The webfinger.js library (versions <= 2.8.0) contains a Blind Server-Side Request Forgery (SSRF) vulnerability identified as CVE-2025-54590 and GHSA-8xq3-w9fx-74rv. The vulnerability was discovered by Ori Hollander of the JFrog Vulnerability Research team and was disclosed on July 27, 2025. The issue affects both browser and Node.js environments where the library's lookup function accepts user addresses for account checking without proper validation, allowing attackers to bypass localhost access restrictions (GitHub Advisory).

The vulnerability stems from insufficient validation in the lookup function when processing user-provided addresses. The function extracts the host from an address string (e.g., user@host) by taking the substring after the '@' symbol without proper validation. The only check for localhost is performed when selecting between HTTP and HTTPS protocols, testing only for hosts that start with 'localhost' and end with a port. This allows attackers to bypass restrictions using alternative localhost representations (e.g., '127.0.0.1') or by including path components in the host portion. The vulnerability has been assigned CWE-918 (Server-Side Request Forgery) and received a CVSS v4.0 base score of 6.9 (Moderate) (GitHub Advisory, AttackerKB).

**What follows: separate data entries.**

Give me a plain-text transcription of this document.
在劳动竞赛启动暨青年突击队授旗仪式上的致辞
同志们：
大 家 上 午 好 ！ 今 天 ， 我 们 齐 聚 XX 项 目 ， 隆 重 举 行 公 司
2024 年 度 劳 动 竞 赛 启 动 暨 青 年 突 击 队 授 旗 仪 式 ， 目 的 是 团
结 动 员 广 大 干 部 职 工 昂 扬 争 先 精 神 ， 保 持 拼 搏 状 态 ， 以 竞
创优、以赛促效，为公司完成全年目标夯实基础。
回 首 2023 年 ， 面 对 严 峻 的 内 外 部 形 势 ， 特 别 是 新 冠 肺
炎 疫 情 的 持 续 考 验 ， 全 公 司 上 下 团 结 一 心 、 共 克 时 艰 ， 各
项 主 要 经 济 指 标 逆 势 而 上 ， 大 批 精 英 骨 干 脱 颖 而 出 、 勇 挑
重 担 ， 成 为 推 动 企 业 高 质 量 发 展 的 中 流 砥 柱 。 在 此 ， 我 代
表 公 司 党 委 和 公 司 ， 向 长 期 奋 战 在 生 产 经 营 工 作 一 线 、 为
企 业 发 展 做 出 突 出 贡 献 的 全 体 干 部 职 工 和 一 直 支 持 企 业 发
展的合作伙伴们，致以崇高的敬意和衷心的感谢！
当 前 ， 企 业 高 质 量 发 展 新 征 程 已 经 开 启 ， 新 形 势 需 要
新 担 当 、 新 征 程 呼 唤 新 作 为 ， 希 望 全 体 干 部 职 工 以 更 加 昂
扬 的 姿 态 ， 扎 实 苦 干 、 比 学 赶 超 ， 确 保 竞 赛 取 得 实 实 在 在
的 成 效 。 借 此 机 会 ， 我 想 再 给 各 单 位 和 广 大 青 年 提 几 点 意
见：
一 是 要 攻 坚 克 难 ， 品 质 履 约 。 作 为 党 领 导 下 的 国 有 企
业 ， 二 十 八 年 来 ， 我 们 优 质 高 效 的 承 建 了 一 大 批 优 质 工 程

The vulnerability allows attackers to cause servers using the library to send GET requests with controlled host, path, and port parameters to query services running on the instance's host or local network. This enables potential exploitation of blind SSRF gadgets targeting known vulnerable local services running on the victim's machine. The impact is particularly concerning for ActivityPub applications running in production environments (GitHub Advisory).

The vulnerability has been fixed in version 2.8.1 of webfinger.js. The patch includes comprehensive SSRF protection measures including private address blocking, DNS resolution protection, path injection prevention, and redirect validation. The fix follows ActivityPub security guidelines and implements proper validation of user-provided addresses. Users should upgrade to version 2.8.1 or later to receive these security improvements (GitHub Release, Security Fix).